Date of this Version

October 2002

Abstract

A Canada goose (Branta canadensis) control program was initiated at the Minneapolis-St. Paul International Airport (MSP) in 1984, and at the Downtown St. Paul Airport (STP) in 1994. Flightless geese >16 km from these airports were trapped (MSP 1,734; STP 1,397), neck-banded (MSP 1,047; STP 502), and observed and counted weekly in fall at 22 and 6 locations >5 km from MSP and STP, respectively. Efficacy was also measured by observing fall goose flights through the operations airspace in 1984-1987 and 1998-2001 (MSP), and 1994-2001 (STP).
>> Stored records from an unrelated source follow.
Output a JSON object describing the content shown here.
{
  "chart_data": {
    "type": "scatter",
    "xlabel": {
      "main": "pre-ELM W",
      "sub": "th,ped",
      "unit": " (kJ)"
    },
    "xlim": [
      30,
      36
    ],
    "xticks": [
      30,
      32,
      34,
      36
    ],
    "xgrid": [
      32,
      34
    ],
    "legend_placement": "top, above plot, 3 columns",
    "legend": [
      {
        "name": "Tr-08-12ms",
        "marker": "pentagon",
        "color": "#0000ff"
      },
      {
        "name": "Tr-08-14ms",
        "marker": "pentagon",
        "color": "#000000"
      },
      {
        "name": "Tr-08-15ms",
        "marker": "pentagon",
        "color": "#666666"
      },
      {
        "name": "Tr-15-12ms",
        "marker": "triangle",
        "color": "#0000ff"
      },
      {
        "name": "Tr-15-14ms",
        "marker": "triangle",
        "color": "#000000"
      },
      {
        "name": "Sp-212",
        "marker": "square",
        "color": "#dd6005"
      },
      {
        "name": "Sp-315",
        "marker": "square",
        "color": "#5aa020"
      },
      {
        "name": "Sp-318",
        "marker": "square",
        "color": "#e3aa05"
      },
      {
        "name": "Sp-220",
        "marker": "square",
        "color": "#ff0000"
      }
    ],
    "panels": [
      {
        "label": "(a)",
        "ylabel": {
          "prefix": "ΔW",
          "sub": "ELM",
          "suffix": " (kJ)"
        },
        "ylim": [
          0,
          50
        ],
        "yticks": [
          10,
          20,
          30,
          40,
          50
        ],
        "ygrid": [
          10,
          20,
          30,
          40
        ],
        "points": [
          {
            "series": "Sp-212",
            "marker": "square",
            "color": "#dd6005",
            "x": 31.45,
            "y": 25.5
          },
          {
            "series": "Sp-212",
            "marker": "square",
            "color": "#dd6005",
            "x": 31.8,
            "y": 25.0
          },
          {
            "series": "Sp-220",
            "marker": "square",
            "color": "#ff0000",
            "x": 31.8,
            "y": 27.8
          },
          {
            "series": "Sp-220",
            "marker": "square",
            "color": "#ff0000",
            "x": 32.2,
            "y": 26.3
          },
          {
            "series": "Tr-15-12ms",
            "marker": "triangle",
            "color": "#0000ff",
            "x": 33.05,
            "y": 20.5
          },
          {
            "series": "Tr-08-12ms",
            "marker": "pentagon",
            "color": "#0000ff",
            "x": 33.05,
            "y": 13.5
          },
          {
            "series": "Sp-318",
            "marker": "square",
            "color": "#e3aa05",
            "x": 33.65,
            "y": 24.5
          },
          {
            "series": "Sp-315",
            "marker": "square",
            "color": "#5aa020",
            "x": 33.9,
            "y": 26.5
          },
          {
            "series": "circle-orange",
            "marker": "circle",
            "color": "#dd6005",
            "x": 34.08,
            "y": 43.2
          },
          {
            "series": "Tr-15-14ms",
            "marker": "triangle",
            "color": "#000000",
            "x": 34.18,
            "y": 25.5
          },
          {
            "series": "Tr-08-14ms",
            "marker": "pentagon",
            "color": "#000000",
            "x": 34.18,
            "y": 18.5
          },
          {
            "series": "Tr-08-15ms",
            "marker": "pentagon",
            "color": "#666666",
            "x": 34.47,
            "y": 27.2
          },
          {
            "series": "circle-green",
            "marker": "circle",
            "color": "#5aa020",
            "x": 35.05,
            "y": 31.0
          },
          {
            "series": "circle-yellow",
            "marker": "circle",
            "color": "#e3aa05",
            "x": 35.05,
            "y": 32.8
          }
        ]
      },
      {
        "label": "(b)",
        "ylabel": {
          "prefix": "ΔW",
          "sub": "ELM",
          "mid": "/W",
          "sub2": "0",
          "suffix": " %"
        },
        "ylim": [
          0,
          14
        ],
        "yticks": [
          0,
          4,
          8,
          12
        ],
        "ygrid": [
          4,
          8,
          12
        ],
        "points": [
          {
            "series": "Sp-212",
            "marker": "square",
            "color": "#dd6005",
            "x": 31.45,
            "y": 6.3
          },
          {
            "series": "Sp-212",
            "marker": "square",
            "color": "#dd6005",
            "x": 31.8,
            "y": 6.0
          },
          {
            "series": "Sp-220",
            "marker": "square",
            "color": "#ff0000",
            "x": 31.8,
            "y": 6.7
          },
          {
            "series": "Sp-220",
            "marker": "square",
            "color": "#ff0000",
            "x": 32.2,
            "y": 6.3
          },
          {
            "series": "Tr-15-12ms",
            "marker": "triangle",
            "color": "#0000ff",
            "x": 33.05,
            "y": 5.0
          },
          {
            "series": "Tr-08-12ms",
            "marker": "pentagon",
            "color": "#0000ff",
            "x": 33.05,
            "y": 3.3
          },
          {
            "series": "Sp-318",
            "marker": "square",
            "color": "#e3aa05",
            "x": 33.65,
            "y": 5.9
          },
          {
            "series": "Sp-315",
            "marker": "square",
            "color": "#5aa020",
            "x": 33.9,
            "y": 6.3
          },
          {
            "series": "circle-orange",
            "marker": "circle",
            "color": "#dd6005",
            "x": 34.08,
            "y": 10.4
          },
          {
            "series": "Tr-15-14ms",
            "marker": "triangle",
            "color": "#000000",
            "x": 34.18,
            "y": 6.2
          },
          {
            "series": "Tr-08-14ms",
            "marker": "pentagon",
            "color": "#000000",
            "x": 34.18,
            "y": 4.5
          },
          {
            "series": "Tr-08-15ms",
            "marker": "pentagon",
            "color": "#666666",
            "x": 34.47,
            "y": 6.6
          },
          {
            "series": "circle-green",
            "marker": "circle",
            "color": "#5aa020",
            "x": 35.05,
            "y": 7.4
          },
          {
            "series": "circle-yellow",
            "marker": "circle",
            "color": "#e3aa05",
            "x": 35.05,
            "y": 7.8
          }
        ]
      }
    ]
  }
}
Based on neckband origin of birds observed >2 km from the airfields, 3,338 flightless geese were removed from 26 MSP and 2,972 from 14 STP sites. From 1990-2001, 641 nests containing 3,604 eggs were destroyed and 458 breeding geese shot on 7 MSP wetlands. MSP populations declined significantly (P<0.01) from 61 (1984) to 17 geese/site (1988), and remained significantly lower in all years but 2001. MSP airspace use declined (P<0.01) from 25 (1984) to 4 birds/h (1986). During the 1998-2001 period, airspace counts were significantly (P<0.05) greater than the 1984 level in the warm falls of 1998 and 2001. December flights increased from 0 (1984-1987) to 120/h (2001). STP populations declined (P<0.05) between 1994 and 2001. STP airspace geese dropped significantly (P<0.01), from 126 to 27/h. Given a 1984-2001 projected Twin Cities breeding goose increase of 10X and an actual statewide expansion of 9X in Minnesota, the lack of growth in geese at both airports is strong evidence of program effectiveness. A negative correlation (P<0.05) was found between geese >2 km of MSP and airspace flights indicating that bird behavior influences flight frequency. MSP goose behavior were recorded during periods of low (1984-1987) and high (1998-2001) harassment by Airport Operations personnel. Birds flew higher and came from more directions with greater hazing, whereas hazing had no effect on the number geese in the airspace or the proportion landing on the Aircraft Operating Area.